La lettre cite une étude selon laquelle le minage de cryptomonnaies dans le nord de l'État de New York a entraîné une augmentation des factures d'électricité d'environ 165 millions de dollars pour les petites entreprises et 79 millions de dollars pour les particuliers. Pendant ce temps, au Texas, qui est devenu une plaque tournante du minage de cryptomonnaies, l'industrie devrait continuer à se développer de manière significative dans les années à venir, augmentant la quantité de charges électriques à près d'un tiers de la capacité maximale actuelle du réseau au cours des quatre prochaines années et mettant le système à rude épreuve.
Tableau tiré de la lettre des sénateurs
« Plus le minage de cryptomonnaies arrive dans l'État, plus les résidents doivent s'attendre à ce que les prix de l'électricité deviennent élevés », explique Éric Hittinger, professeur au Rochester Institute of Technology. Dans un exemple extrême, les résidents de Plattsburgh, dans l'État de New York, auraient vu leurs factures d'électricité augmenter jusqu'à 300 dollars au cours de l'hiver 2018 après que des mineurs de bitcoins se sont installés à proximité. Le mois dernier, l'État de New York a adopté un moratoire de deux ans sur les nouveaux permis pour les centrales électriques à combustibles fossiles utilisées pour le minage de cryptomonnaies.
Le projet de loi n'a pas encore été promulgué, mais l'État a aussi pris des mesures réglementaires pour décourager le minage. En juin, l'État de New York a également refusé de renouveler le permis d'exploitation d'une centrale électrique en difficulté, la Greenidge Generating Station, au motif que son utilisation pour l'extraction de bitcoins "serait incompatible avec les limites d'émissions de gaz à effet de serre fixées au niveau de l'État". Greenidge est l'une des entreprises auxquelles Warren et d'autres législateurs démocrates avaient envoyé des demandes en janvier, réclamant des informations sur leur consommation d'énergie et leurs émissions.

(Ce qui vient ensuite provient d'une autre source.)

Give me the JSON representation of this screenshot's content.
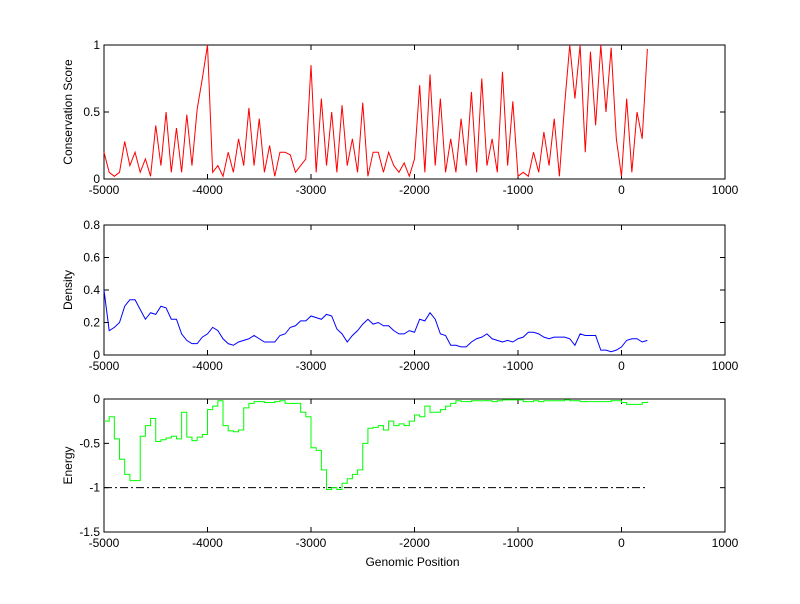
{
  "chart_data": [
    {
      "type": "line",
      "title": "",
      "xlabel": "",
      "ylabel": "Conservation Score",
      "xlim": [
        -5000,
        1000
      ],
      "ylim": [
        0,
        1
      ],
      "xticks": [
        "-5000",
        "-4000",
        "-3000",
        "-2000",
        "-1000",
        "0",
        "1000"
      ],
      "yticks": [
        "0",
        "0.5",
        "1"
      ],
      "ytick_values": [
        0,
        0.5,
        1
      ],
      "color": "#ff0000",
      "x_start": -5000,
      "x_step": 50,
      "values": [
        0.2,
        0.05,
        0.02,
        0.05,
        0.28,
        0.1,
        0.2,
        0.05,
        0.15,
        0.02,
        0.4,
        0.1,
        0.5,
        0.05,
        0.38,
        0.05,
        0.48,
        0.1,
        0.52,
        0.75,
        1.0,
        0.05,
        0.1,
        0.02,
        0.2,
        0.05,
        0.3,
        0.1,
        0.53,
        0.1,
        0.45,
        0.05,
        0.25,
        0.02,
        0.2,
        0.2,
        0.18,
        0.05,
        0.1,
        0.15,
        0.85,
        0.05,
        0.6,
        0.1,
        0.5,
        0.05,
        0.55,
        0.1,
        0.3,
        0.05,
        0.57,
        0.02,
        0.2,
        0.2,
        0.05,
        0.2,
        0.1,
        0.05,
        0.12,
        0.02,
        0.15,
        0.7,
        0.05,
        0.78,
        0.1,
        0.6,
        0.05,
        0.3,
        0.05,
        0.45,
        0.1,
        0.65,
        0.05,
        0.75,
        0.1,
        0.3,
        0.05,
        0.8,
        0.1,
        0.58,
        0.02,
        0.05,
        0.02,
        0.2,
        0.05,
        0.35,
        0.1,
        0.45,
        0.02,
        0.55,
        1.0,
        0.6,
        1.0,
        0.2,
        0.95,
        0.4,
        1.0,
        0.5,
        0.98,
        0.3,
        0.02,
        0.6,
        0.05,
        0.5,
        0.3,
        0.97
      ]
    },
    {
      "type": "line",
      "title": "",
      "xlabel": "",
      "ylabel": "Density",
      "xlim": [
        -5000,
        1000
      ],
      "ylim": [
        0,
        0.8
      ],
      "xticks": [
        "-5000",
        "-4000",
        "-3000",
        "-2000",
        "-1000",
        "0",
        "1000"
      ],
      "yticks": [
        "0",
        "0.2",
        "0.4",
        "0.6",
        "0.8"
      ],
      "ytick_values": [
        0,
        0.2,
        0.4,
        0.6,
        0.8
      ],
      "color": "#0000ff",
      "x_start": -5000,
      "x_step": 50,
      "values": [
        0.4,
        0.15,
        0.17,
        0.2,
        0.3,
        0.34,
        0.34,
        0.28,
        0.22,
        0.26,
        0.25,
        0.3,
        0.29,
        0.22,
        0.22,
        0.13,
        0.09,
        0.07,
        0.07,
        0.11,
        0.13,
        0.17,
        0.15,
        0.1,
        0.07,
        0.06,
        0.08,
        0.09,
        0.1,
        0.12,
        0.1,
        0.08,
        0.08,
        0.08,
        0.12,
        0.13,
        0.17,
        0.18,
        0.21,
        0.21,
        0.24,
        0.23,
        0.22,
        0.25,
        0.24,
        0.16,
        0.13,
        0.08,
        0.12,
        0.15,
        0.19,
        0.22,
        0.19,
        0.2,
        0.18,
        0.18,
        0.15,
        0.13,
        0.13,
        0.15,
        0.14,
        0.22,
        0.21,
        0.26,
        0.22,
        0.13,
        0.12,
        0.06,
        0.06,
        0.05,
        0.05,
        0.08,
        0.1,
        0.11,
        0.13,
        0.1,
        0.09,
        0.08,
        0.09,
        0.08,
        0.1,
        0.11,
        0.14,
        0.14,
        0.13,
        0.11,
        0.1,
        0.11,
        0.11,
        0.11,
        0.1,
        0.06,
        0.13,
        0.12,
        0.12,
        0.12,
        0.03,
        0.03,
        0.02,
        0.03,
        0.05,
        0.09,
        0.1,
        0.1,
        0.08,
        0.09
      ]
    },
    {
      "type": "line",
      "title": "",
      "xlabel": "Genomic Position",
      "ylabel": "Energy",
      "xlim": [
        -5000,
        1000
      ],
      "ylim": [
        -1.5,
        0
      ],
      "xticks": [
        "-5000",
        "-4000",
        "-3000",
        "-2000",
        "-1000",
        "0",
        "1000"
      ],
      "yticks": [
        "-1.5",
        "-1",
        "-0.5",
        "0"
      ],
      "ytick_values": [
        -1.5,
        -1,
        -0.5,
        0
      ],
      "color": "#00ff00",
      "threshold": {
        "y": -1,
        "x_range": [
          -5000,
          250
        ],
        "color": "#000000",
        "style": "dash-dot"
      },
      "x_start": -5000,
      "x_step": 50,
      "values": [
        -0.25,
        -0.2,
        -0.45,
        -0.68,
        -0.85,
        -0.92,
        -0.92,
        -0.42,
        -0.3,
        -0.22,
        -0.48,
        -0.46,
        -0.44,
        -0.42,
        -0.45,
        -0.15,
        -0.43,
        -0.47,
        -0.43,
        -0.4,
        -0.12,
        -0.08,
        -0.02,
        -0.3,
        -0.36,
        -0.37,
        -0.35,
        -0.1,
        -0.05,
        -0.03,
        -0.03,
        -0.04,
        -0.04,
        -0.03,
        -0.02,
        -0.05,
        -0.05,
        -0.05,
        -0.15,
        -0.2,
        -0.55,
        -0.58,
        -0.8,
        -1.02,
        -1.0,
        -1.02,
        -0.95,
        -0.9,
        -0.85,
        -0.8,
        -0.5,
        -0.33,
        -0.32,
        -0.3,
        -0.35,
        -0.25,
        -0.3,
        -0.28,
        -0.3,
        -0.25,
        -0.18,
        -0.2,
        -0.08,
        -0.15,
        -0.15,
        -0.12,
        -0.08,
        -0.05,
        -0.02,
        -0.03,
        -0.03,
        -0.02,
        -0.02,
        -0.02,
        -0.02,
        -0.03,
        -0.02,
        -0.01,
        -0.01,
        -0.01,
        -0.01,
        -0.03,
        -0.03,
        -0.02,
        -0.03,
        -0.02,
        -0.02,
        -0.02,
        -0.02,
        -0.01,
        -0.02,
        -0.02,
        -0.03,
        -0.03,
        -0.03,
        -0.03,
        -0.03,
        -0.03,
        -0.02,
        -0.02,
        -0.04,
        -0.06,
        -0.06,
        -0.06,
        -0.04,
        -0.03
      ]
    }
  ]
}
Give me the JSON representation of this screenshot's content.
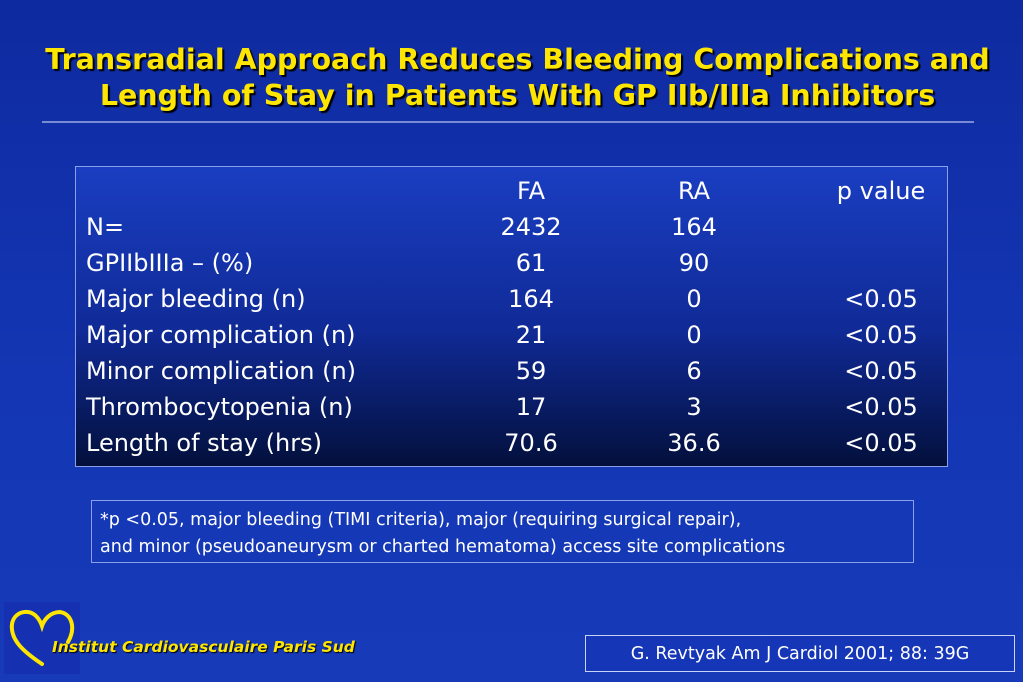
{
  "title": {
    "line1": "Transradial Approach Reduces Bleeding Complications and",
    "line2": "Length of Stay in Patients With GP IIb/IIIa Inhibitors"
  },
  "table": {
    "headers": {
      "label": "",
      "fa": "FA",
      "ra": "RA",
      "p": "p value"
    },
    "rows": [
      {
        "label": "N=",
        "fa": "2432",
        "ra": "164",
        "p": ""
      },
      {
        "label": "GPIIbIIIa – (%)",
        "fa": "61",
        "ra": "90",
        "p": ""
      },
      {
        "label": "Major bleeding (n)",
        "fa": "164",
        "ra": "0",
        "p": "<0.05"
      },
      {
        "label": "Major complication (n)",
        "fa": "21",
        "ra": "0",
        "p": "<0.05"
      },
      {
        "label": "Minor complication (n)",
        "fa": "59",
        "ra": "6",
        "p": "<0.05"
      },
      {
        "label": "Thrombocytopenia (n)",
        "fa": "17",
        "ra": "3",
        "p": "<0.05"
      },
      {
        "label": "Length of stay (hrs)",
        "fa": "70.6",
        "ra": "36.6",
        "p": "<0.05"
      }
    ]
  },
  "footnote": {
    "line1": "*p <0.05, major bleeding (TIMI criteria), major (requiring surgical repair),",
    "line2": "and minor (pseudoaneurysm or charted hematoma) access site complications"
  },
  "institute": "Institut Cardiovasculaire Paris Sud",
  "citation": "G. Revtyak Am J Cardiol 2001; 88: 39G",
  "colors": {
    "title": "#ffe600",
    "background": "#1436b4",
    "text": "#ffffff"
  },
  "logo_icon": "heart-outline-icon"
}
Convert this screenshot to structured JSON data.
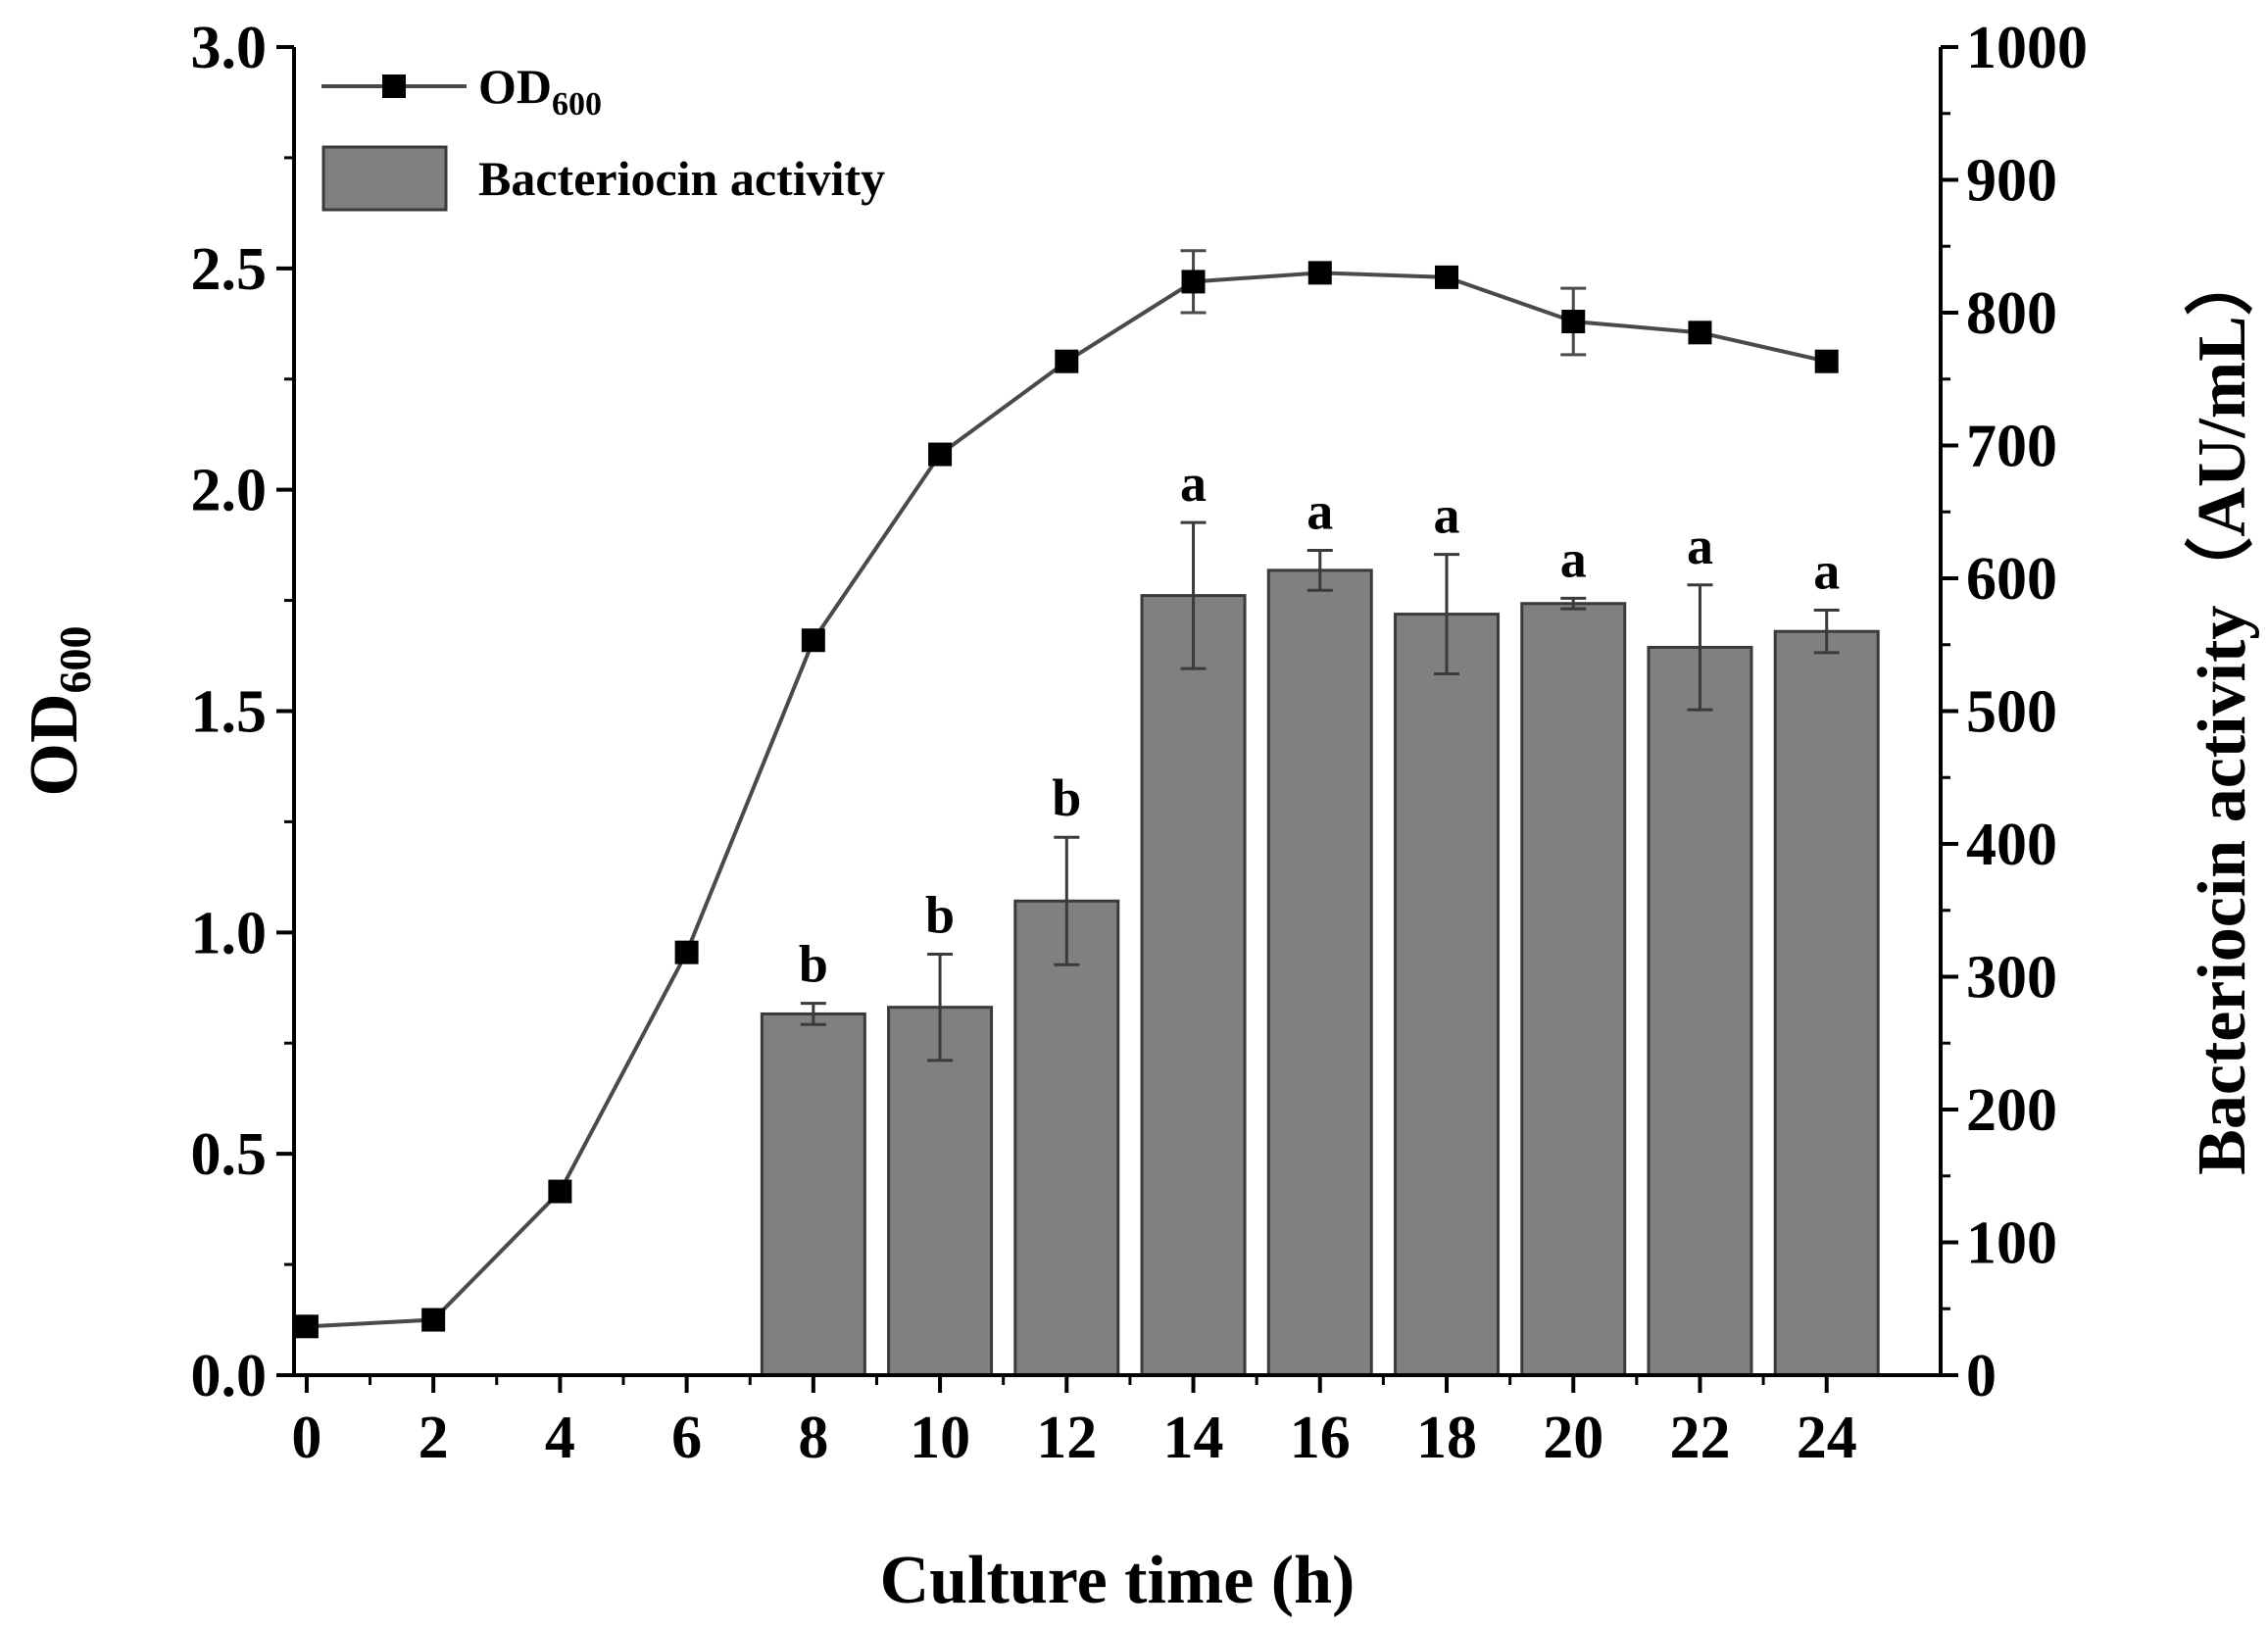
{
  "chart_data": {
    "type": "bar+line (dual axis)",
    "xlabel": "Culture time (h)",
    "ylabel_left": "OD",
    "ylabel_left_sub": "600",
    "ylabel_right": "Bacteriocin activity（AU/mL）",
    "x_ticks": [
      "0",
      "2",
      "4",
      "6",
      "8",
      "10",
      "12",
      "14",
      "16",
      "18",
      "20",
      "22",
      "24"
    ],
    "x": [
      0,
      2,
      4,
      6,
      8,
      10,
      12,
      14,
      16,
      18,
      20,
      22,
      24
    ],
    "xlim": [
      -0.2,
      25.8
    ],
    "y_left_ticks": [
      "0.0",
      "0.5",
      "1.0",
      "1.5",
      "2.0",
      "2.5",
      "3.0"
    ],
    "y_left_lim": [
      0,
      3.0
    ],
    "y_right_ticks": [
      "0",
      "100",
      "200",
      "300",
      "400",
      "500",
      "600",
      "700",
      "800",
      "900",
      "1000"
    ],
    "y_right_lim": [
      0,
      1000
    ],
    "legend": {
      "placement": "top-left",
      "line_label": "OD",
      "line_label_sub": "600",
      "bar_label": "Bacteriocin activity"
    },
    "series": [
      {
        "name": "OD600",
        "kind": "line",
        "axis": "left",
        "x": [
          0,
          2,
          4,
          6,
          8,
          10,
          12,
          14,
          16,
          18,
          20,
          22,
          24
        ],
        "values": [
          0.11,
          0.125,
          0.415,
          0.955,
          1.66,
          2.08,
          2.29,
          2.47,
          2.49,
          2.48,
          2.38,
          2.355,
          2.29
        ],
        "errors": [
          0,
          0,
          0,
          0,
          0,
          0,
          0,
          0.07,
          0,
          0,
          0.075,
          0,
          0
        ]
      },
      {
        "name": "Bacteriocin activity",
        "kind": "bar",
        "axis": "right",
        "x": [
          8,
          10,
          12,
          14,
          16,
          18,
          20,
          22,
          24
        ],
        "values": [
          272,
          277,
          357,
          587,
          606,
          573,
          581,
          548,
          560
        ],
        "errors": [
          8,
          40,
          48,
          55,
          15,
          45,
          4,
          47,
          16
        ],
        "significance": [
          "b",
          "b",
          "b",
          "a",
          "a",
          "a",
          "a",
          "a",
          "a"
        ]
      }
    ],
    "colors": {
      "bar_fill": "#808080",
      "bar_stroke": "#3a3a3a",
      "line": "#4a4a4a",
      "marker": "#000000",
      "axis": "#000000"
    }
  }
}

Selon la lettre, Greenidge était responsable de 273 326 tonnes d'émissions de dioxyde de carbone par an, soit l'équivalent des émissions de près de 60 000 voitures. Pourtant, l'impact de l'exploitation des cryptomonnaies aux États-Unis est bien plus important que ce que la lettre décrit. « Pour commencer, aucune des entreprises n'a fourni d'informations complètes en réponse à nos questions », ont écrit les législateurs. L'Agence américaine de protection de l'environnement a confirmé qu'elle a reçu la lettre et prévoit de "répondre en conséquence". Un porte-parole du ministère de l'Énergie a également confirmé que l'agence a reçu la lettre.
Les sénateurs Elizabeth Warren et Edward Markey, tous deux du Massachusetts, Sheldon Whitehouse, du Rhode Island, et Jeff Merkley, de l'Oregon, et les républicains Jared Huffman, de Californie, et Rashida Tlaib, du Michigan, ont tous signé la lettre. Rappelons que le marché des cryptomonnaies s'est effondré ces derniers mois, passant de plus de 3 milliards de dollars en novembre 2021 à moins de 1 milliard de dollars.